First Vacation
Our first vacation since before Dee was pregnant with
Phoebe was a vacation like no other.
We went to the Outer Banks of North Carolina where
we have had many relaxing vacations throughout our 19 years of marriage.
Phoebe is 20 months old at this
point. She has been in day care since she was 5 months old, has pretty good
socialization skills and a speaking vocabulary of several hundred words. She
listens well and never hesitates to tell us what she thinks and wants; which is
the center of what made this a vacation like no other.

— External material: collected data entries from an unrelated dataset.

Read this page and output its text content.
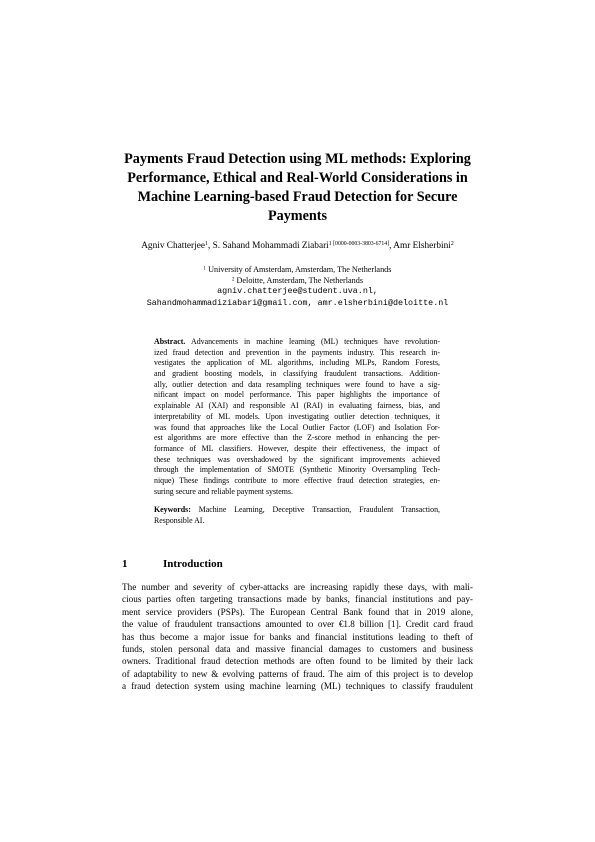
Payments Fraud Detection using ML methods: Exploring
Performance, Ethical and Real-World Considerations in
Machine Learning-based Fraud Detection for Secure
Payments
Agniv Chatterjee$^1$, S. Sahand Mohammadi Ziabari$^{1 [0000-0003-3803-6714]}$, Amr Elsherbini$^2$
$^1$ University of Amsterdam, Amsterdam, The Netherlands
$^2$ Deloitte, Amsterdam, The Netherlands
agniv.chatterjee@student.uva.nl,
Sahandmohammadiziabari@gmail.com, amr.elsherbini@deloitte.nl
Abstract. Advancements in machine learning (ML) techniques have revolution-
ized fraud detection and prevention in the payments industry. This research in-
vestigates the application of ML algorithms, including MLPs, Random Forests,
and gradient boosting models, in classifying fraudulent transactions. Addition-
ally, outlier detection and data resampling techniques were found to have a sig-
nificant impact on model performance. This paper highlights the importance of
explainable AI (XAI) and responsible AI (RAI) in evaluating fairness, bias, and
interpretability of ML models. Upon investigating outlier detection techniques, it
was found that approaches like the Local Outlier Factor (LOF) and Isolation For-
est algorithms are more effective than the Z-score method in enhancing the per-
formance of ML classifiers. However, despite their effectiveness, the impact of
these techniques was overshadowed by the significant improvements achieved
through the implementation of SMOTE (Synthetic Minority Oversampling Tech-
nique) These findings contribute to more effective fraud detection strategies, en-
suring secure and reliable payment systems.
Keywords: Machine Learning, Deceptive Transaction, Fraudulent Transaction,
Responsible AI.
1	Introduction
The number and severity of cyber-attacks are increasing rapidly these days, with mali-
cious parties often targeting transactions made by banks, financial institutions and pay-
ment service providers (PSPs). The European Central Bank found that in 2019 alone,
the value of fraudulent transactions amounted to over €1.8 billion [1]. Credit card fraud
has thus become a major issue for banks and financial institutions leading to theft of
funds, stolen personal data and massive financial damages to customers and business
owners. Traditional fraud detection methods are often found to be limited by their lack
of adaptability to new & evolving patterns of fraud. The aim of this project is to develop
a fraud detection system using machine learning (ML) techniques to classify fraudulent
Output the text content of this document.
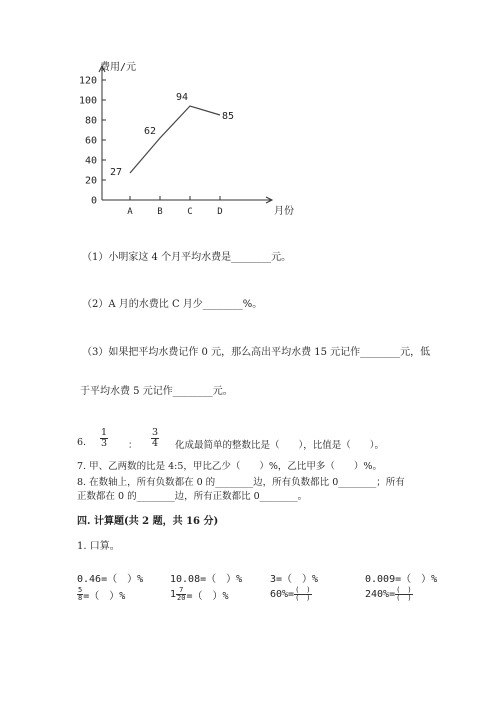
0
20
40
60
80
100
120
费用/元
月份
A	B	C	D
27
62
94
85
（1）小明家这 4 个月平均水费是________元。
（2）A 月的水费比 C 月少________%。
（3）如果把平均水费记作 0 元，那么高出平均水费 15 元记作________元，低
于平均水费 5 元记作________元。
6. $\frac{1}{3}$ ： $\frac{3}{4}$ 化成最简单的整数比是（　　），比值是（　　）。
7. 甲、乙两数的比是 4:5，甲比乙少（　　）%，乙比甲多（　　）%。
8. 在数轴上，所有负数都在 0 的________边，所有负数都比 0________；所有
正数都在 0 的________边，所有正数都比 0________。
四. 计算题(共 2 题，共 16 分)
1. 口算。
0.46=（　）%	10.08=（　）%	3=（　）%	0.009=（　）%
$\frac{5}{8}$ =（　）%	$1 \frac{7}{20}$ =（　）%	$60\%= \frac{( )}{( )}$	$240\%= \frac{( )}{( )}$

It was Wednesday for me before I
had a few moments that remotely felt like a vacation that I could recognize. I
don't think that Dee ever felt like it was a vacation. Phoebe didn't like being
hot. Phoebe didn't like the ocean. Phoebe didn't like the sand. And Phoebe didn't
want to spend a single second separated from her mother.
As I alluded to above, Phoebe was
very vocal about her likes and dislikes and we got to hear her cry more in this
one week than in the entire previous 20 months of her life. Phoebe has never
been a child that would cry too much. She is generally a very happy child most
of the time. But she woke up one morning about a month or so again and she was
a two-year old: a foot-stomping, mommy's-girl, gotta-have-what-I-want-now
two-year old toddler.
Instant crying fits (just add air)
come from nowhere now.
The fits were overwhelming, but we
understand that she is a toddler and every thing was strange and new. Her comfortable
routine had been shattered.
Though I paint a seemly bleak and
unpleasant picture of our vacation time we built some great memories. Phoebe
did eventually get to the point where she would play in the sand, burying Mommy
and Daddy's feet. She even let us bury her feet which was a great feat for a
child who didn't like to get her feet dirty.
We stayed in or shopped during the
heat of the day or took the Phoebster to the pool. We started attempting to go
to the beach only in the early morning or late evening and met with a higher
rate of success and less grief. Phoebe played with a sand crab that was more
afraid of her parents than it was of her. At one point the sand crab ran across
her foot eliciting a wide-eyed look of shock and then later a brief cry. Late
into the night, even as she slept, she could be heard saying, "Crab ran right
over my foot. Crab go night night in the sand."
For several days anyone who
listened would be told that short version of that evening on the beach. Listen
longer and she would show off some of the new words added to her vocabulary
that week. She will tell you that the birds at the beach are mostly seagulls.
And that the seagulls were "silly seagulls." She liked feeding the turtles at a
nearby pond where one time a little old lady was urging the turtles to move
faster. Seems the "silly seagulls" would swoop in and take the food before the
turtles could get to it.
Phoebe learned what a lighthouse
is, adding "lighthouse" to the
list of words she would just recite randomly when bored; "lighthouse, turtles,
seagulls, silly seagulls won't eat, beach house, crab, sand, ocean, beach,
swimming pool."
Every minute with Phoebe when she
was not crying was a Kodak memory. She wore her sunglasses and big purple
floppy hat and an array of matching sundresses and bathing suits.
She enjoyed many hours in the
swimming pool and is very comfortable jumping off the side into Mommy or Daddy's
arms. She has walked miles and we have carried her a few. She prefers to walk
rather than be carried, but at times we pick her up and carry her despite her
protests to save time Ü otherwise the entire vacation could be spent walking
from the beach house to the beach or pool and back.
As Phoebe walks every little thing
is a great discovery. No rock is just a rock. Each one is special and requires a
lengthy inspection. She now has a rock collection Ü or a cup of gravel. It's
certainly a matter of perspective.
As Phoebe naps this afternoon I am
writing this. It is the seventh day of our vacation. Tomorrow is Friday and the
last full day. We will leave on Saturday to start the 13 hour drive home.
Phoebe does well in the car. And I
anticipate the trip back to be even easier as she plays with some of her
souvenirs; a plastic squeaking crab (she loves to say "crab") and a small book
about turtles are among her favorites.
Before we leave I am sure that we
will feed the turtles one last time and stop by the lighhouse to take a picture
in front of it (a Kodak moment we missed on two earlier trips because someone
got fussy).
I've been telling Phoebe that it
is not nice to tell Mommy "no!" So Phoebe has adjusted on her own and now says "not
now Mommy!"
Add North Carolina to the list of
states that Phoebe has been to.
She is from Ohio and has been to
West Virginia, Virginia, Pennsylvania, Kentucky, Tennessee, Louisiana,
Georgia (Atlanta Airport) and North Carolina.